Nel dibattito di avvicinamento alle elezioni amministrative 2016 c’è un argomento che viene curiosamente omesso, ma rischia di essere decisivo. Si tratta di una – seppur sommaria – analisi della composizione sociale di Milano, fotografata dopo sette anni di crisi economica. Accanto alla contabilità del “cosa si è fatto, cosa non si è fatto, cosa si potrebbe ancora fare”, nel nostro bilancio di fine mandato dovrebbe vivere una riflessione più originale e, a mio avviso, più utile: con chi e per chiabbiamo lavorato. Se riteniamo di aver coltivato ciò che la città del 2011 esprimeva in potenza, è il momento di riflettere sui protagonisti insieme con i quali, da qui al 2021, vogliamo definire i nuovi assetti della città.
Ci ha offerto uno spunto Dario Di Vico, pochi giorni fa, dal suo osservatorio sul Corriere della Sera: insieme al tradizionale aggregato sociale composto di lavoratori del pubblico impiego, della scuola e dell’università – scrive – nella città in trasformazione è rilevante la spinta delle competenze, cosa diversa dalle tradizionali “professioni”. Un blocco sociale composito quanto rilevante, anche in termini di espressione del consenso, che vive la contraddizione tra detenere un alto capitale umano e percepire un basso reddito.
Microcredito, sharing, start up, coworking raccontano la città di Milano molto melgio della politica
La mia opinione è che le pratiche messe in campo in questi anni sia dall’amministrazione sia dal settore privato – microcredito, sharing, start up, coworking, nuove manifatture, nuove forme di distribuzione dei prodotti – abbiano dato voce a tali forze molto più di quanto il racconto della città e l’offerta politica abbiano registrato.
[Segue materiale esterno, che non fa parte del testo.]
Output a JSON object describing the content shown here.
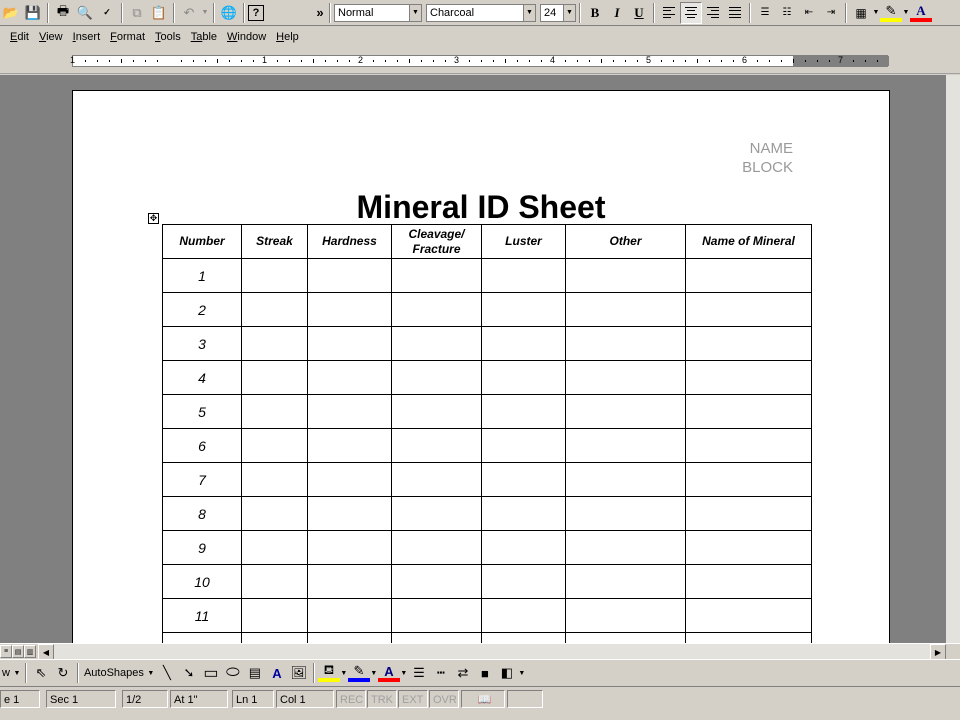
{
  "toolbar": {
    "style": "Normal",
    "font": "Charcoal",
    "size": "24",
    "more": "»",
    "bold": "B",
    "italic": "I",
    "underline": "U",
    "font_color_glyph": "A"
  },
  "menu": {
    "items": [
      {
        "key": "E",
        "rest": "dit"
      },
      {
        "key": "V",
        "rest": "iew"
      },
      {
        "key": "I",
        "rest": "nsert"
      },
      {
        "key": "F",
        "rest": "ormat"
      },
      {
        "key": "T",
        "rest": "ools"
      },
      {
        "key": "Ta",
        "rest": "ble"
      },
      {
        "key": "W",
        "rest": "indow"
      },
      {
        "key": "H",
        "rest": "elp"
      }
    ]
  },
  "ruler": {
    "numbers": [
      "1",
      "1",
      "2",
      "3",
      "4",
      "5",
      "6",
      "7"
    ]
  },
  "document": {
    "name_line1": "NAME",
    "name_line2": "BLOCK",
    "title": "Mineral ID Sheet",
    "table": {
      "headers": [
        "Number",
        "Streak",
        "Hardness",
        "Cleavage/\nFracture",
        "Luster",
        "Other",
        "Name of Mineral"
      ],
      "row_numbers": [
        "1",
        "2",
        "3",
        "4",
        "5",
        "6",
        "7",
        "8",
        "9",
        "10",
        "11",
        ""
      ]
    }
  },
  "drawing_toolbar": {
    "draw_label": "w",
    "autoshapes_label": "AutoShapes"
  },
  "statusbar": {
    "page": "e 1",
    "section": "Sec 1",
    "pages": "1/2",
    "at": "At 1\"",
    "line": "Ln 1",
    "col": "Col 1",
    "rec": "REC",
    "trk": "TRK",
    "ext": "EXT",
    "ovr": "OVR"
  }
}
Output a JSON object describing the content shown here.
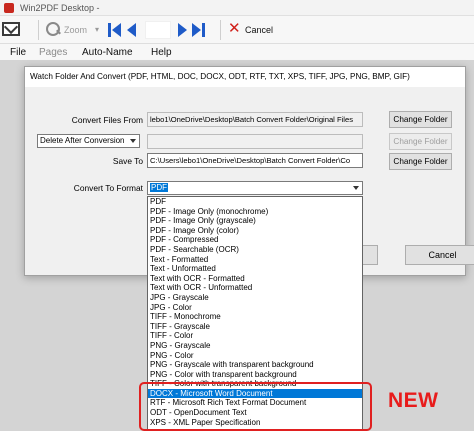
{
  "window": {
    "title": "Win2PDF Desktop -"
  },
  "toolbar": {
    "zoom_label": "Zoom",
    "cancel_label": "Cancel"
  },
  "menubar": {
    "items": [
      "File",
      "Pages",
      "Auto-Name",
      "Help"
    ]
  },
  "dialog": {
    "title": "Watch Folder And Convert (PDF, HTML, DOC, DOCX, ODT, RTF, TXT, XPS, TIFF, JPG, PNG, BMP, GIF)",
    "convert_from_label": "Convert Files From",
    "convert_from_value": "lebo1\\OneDrive\\Desktop\\Batch Convert Folder\\Original Files",
    "after_conversion_value": "Delete After Conversion",
    "save_to_label": "Save To",
    "save_to_value": "C:\\Users\\lebo1\\OneDrive\\Desktop\\Batch Convert Folder\\Co",
    "format_label": "Convert To Format",
    "format_value": "PDF",
    "change_folder_label": "Change Folder",
    "cancel_label": "Cancel"
  },
  "format_options": [
    "PDF",
    "PDF - Image Only (monochrome)",
    "PDF - Image Only (grayscale)",
    "PDF - Image Only (color)",
    "PDF - Compressed",
    "PDF - Searchable (OCR)",
    "Text - Formatted",
    "Text - Unformatted",
    "Text with OCR - Formatted",
    "Text with OCR - Unformatted",
    "JPG - Grayscale",
    "JPG - Color",
    "TIFF - Monochrome",
    "TIFF - Grayscale",
    "TIFF - Color",
    "PNG - Grayscale",
    "PNG - Color",
    "PNG - Grayscale with transparent background",
    "PNG - Color with transparent background",
    "TIFF - Color with transparent background",
    "DOCX - Microsoft Word Document",
    "RTF - Microsoft Rich Text Format Document",
    "ODT - OpenDocument Text",
    "XPS - XML Paper Specification"
  ],
  "selected_option_index": 20,
  "annotation": {
    "label": "NEW",
    "color": "#e81b1b"
  },
  "colors": {
    "selection": "#0078d7",
    "nav": "#1f5bc8",
    "cancel": "#d0201a"
  }
}
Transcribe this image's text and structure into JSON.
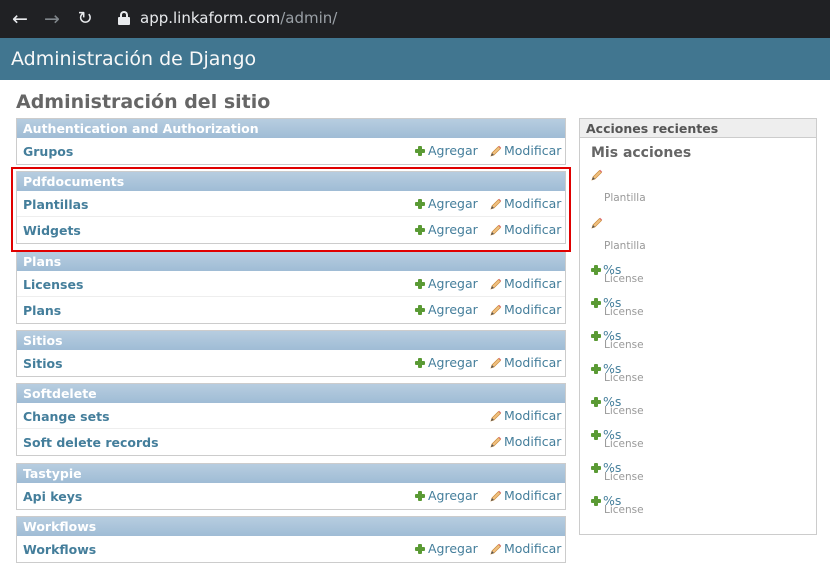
{
  "browser": {
    "url_host": "app.linkaform.com",
    "url_path": "/admin/"
  },
  "header": {
    "title": "Administración de Django"
  },
  "page_title": "Administración del sitio",
  "links": {
    "add": "Agregar",
    "change": "Modificar"
  },
  "modules": [
    {
      "name": "Authentication and Authorization",
      "models": [
        {
          "name": "Grupos",
          "add": true
        }
      ]
    },
    {
      "name": "Pdfdocuments",
      "models": [
        {
          "name": "Plantillas",
          "add": true
        },
        {
          "name": "Widgets",
          "add": true
        }
      ]
    },
    {
      "name": "Plans",
      "models": [
        {
          "name": "Licenses",
          "add": true
        },
        {
          "name": "Plans",
          "add": true
        }
      ]
    },
    {
      "name": "Sitios",
      "models": [
        {
          "name": "Sitios",
          "add": true
        }
      ]
    },
    {
      "name": "Softdelete",
      "models": [
        {
          "name": "Change sets",
          "add": false
        },
        {
          "name": "Soft delete records",
          "add": false
        }
      ]
    },
    {
      "name": "Tastypie",
      "models": [
        {
          "name": "Api keys",
          "add": true
        }
      ]
    },
    {
      "name": "Workflows",
      "models": [
        {
          "name": "Workflows",
          "add": true
        }
      ]
    }
  ],
  "recent_actions": {
    "caption": "Acciones recientes",
    "subtitle": "Mis acciones",
    "items": [
      {
        "icon": "pencil-icon",
        "label": "",
        "type": "Plantilla"
      },
      {
        "icon": "pencil-icon",
        "label": "",
        "type": "Plantilla"
      },
      {
        "icon": "plus-icon",
        "label": "%s",
        "type": "License"
      },
      {
        "icon": "plus-icon",
        "label": "%s",
        "type": "License"
      },
      {
        "icon": "plus-icon",
        "label": "%s",
        "type": "License"
      },
      {
        "icon": "plus-icon",
        "label": "%s",
        "type": "License"
      },
      {
        "icon": "plus-icon",
        "label": "%s",
        "type": "License"
      },
      {
        "icon": "plus-icon",
        "label": "%s",
        "type": "License"
      },
      {
        "icon": "plus-icon",
        "label": "%s",
        "type": "License"
      },
      {
        "icon": "plus-icon",
        "label": "%s",
        "type": "License"
      }
    ]
  },
  "colors": {
    "header_bg": "#417690",
    "module_caption_bg": "#9fbcd5",
    "link": "#447e9b",
    "highlight": "#e00000"
  }
}
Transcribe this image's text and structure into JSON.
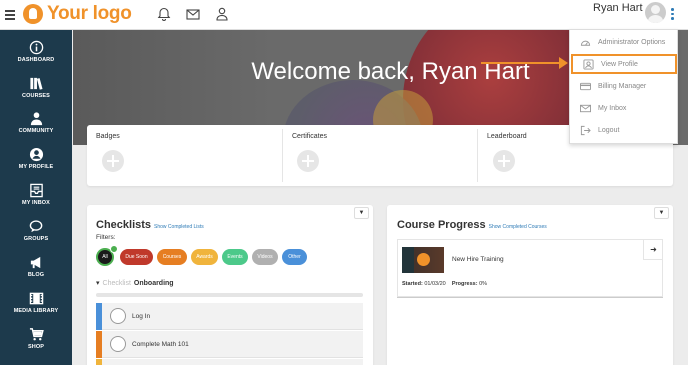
{
  "header": {
    "logo_text": "Your logo",
    "user_name": "Ryan Hart"
  },
  "sidebar": {
    "items": [
      {
        "label": "DASHBOARD",
        "icon": "info-icon"
      },
      {
        "label": "COURSES",
        "icon": "books-icon"
      },
      {
        "label": "COMMUNITY",
        "icon": "community-icon"
      },
      {
        "label": "MY PROFILE",
        "icon": "user-icon"
      },
      {
        "label": "MY INBOX",
        "icon": "inbox-icon"
      },
      {
        "label": "GROUPS",
        "icon": "chat-icon"
      },
      {
        "label": "BLOG",
        "icon": "megaphone-icon"
      },
      {
        "label": "MEDIA LIBRARY",
        "icon": "film-icon"
      },
      {
        "label": "SHOP",
        "icon": "cart-icon"
      }
    ]
  },
  "hero": {
    "title": "Welcome back, Ryan Hart"
  },
  "dropdown": {
    "items": [
      {
        "label": "Administrator Options",
        "icon": "gauge-icon"
      },
      {
        "label": "View Profile",
        "icon": "profile-icon",
        "highlighted": true
      },
      {
        "label": "Billing Manager",
        "icon": "card-icon"
      },
      {
        "label": "My Inbox",
        "icon": "mail-icon"
      },
      {
        "label": "Logout",
        "icon": "logout-icon"
      }
    ]
  },
  "achievements": {
    "badges_label": "Badges",
    "certificates_label": "Certificates",
    "leaderboard_label": "Leaderboard"
  },
  "checklists": {
    "title": "Checklists",
    "show_completed": "Show Completed Lists",
    "filters_label": "Filters:",
    "filters": [
      {
        "label": "All",
        "color": "#1a1a1a"
      },
      {
        "label": "Due Soon",
        "color": "#c0392b"
      },
      {
        "label": "Courses",
        "color": "#e67e22"
      },
      {
        "label": "Awards",
        "color": "#f0b43c"
      },
      {
        "label": "Events",
        "color": "#4cc98a"
      },
      {
        "label": "Videos",
        "color": "#b0b0b0"
      },
      {
        "label": "Other",
        "color": "#4a90d9"
      }
    ],
    "checklist_word": "Checklist",
    "checklist_name": "Onboarding",
    "tasks": [
      {
        "label": "Log In",
        "color": "#4a90d9"
      },
      {
        "label": "Complete Math 101",
        "color": "#e67e22"
      }
    ]
  },
  "course_progress": {
    "title": "Course Progress",
    "show_completed": "Show Completed Courses",
    "course_name": "New Hire Training",
    "started_label": "Started:",
    "started_value": "01/03/20",
    "progress_label": "Progress:",
    "progress_value": "0%"
  },
  "colors": {
    "accent": "#f0922a",
    "sidebar_bg": "#1d3a4c",
    "link": "#2e7bb6"
  }
}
Il divario è tra politiche – che consistono nell’amministrare assecondando forze vive e spontanee – e politica, che dovrebbe intuire, di là dai singoli tasselli, il mosaico; per renderlo riconoscibile prima di tutto ai diretti interessati, chiamandoli al protagonismo.
Si tratta di ceti sociali che vivono di lavoro, non di rendita. Con limitato potere d’acquisto ma crescente capitale simbolico, relazionale, culturale. Soggetti cui dovremmo rivolgerci in maniera privilegiata, anche per altre due ragioni. In primo luogo essi rappresentano uno dei motori propulsivi della “città che sale”, che si contende competitività internazionale con altre grandi piattaforme urbane. In secondo luogo, sono ceti quantitativamente crescenti e pongono un tema tipicamente politico, quello delle alleanze sociali prima ancora di quelle politiche.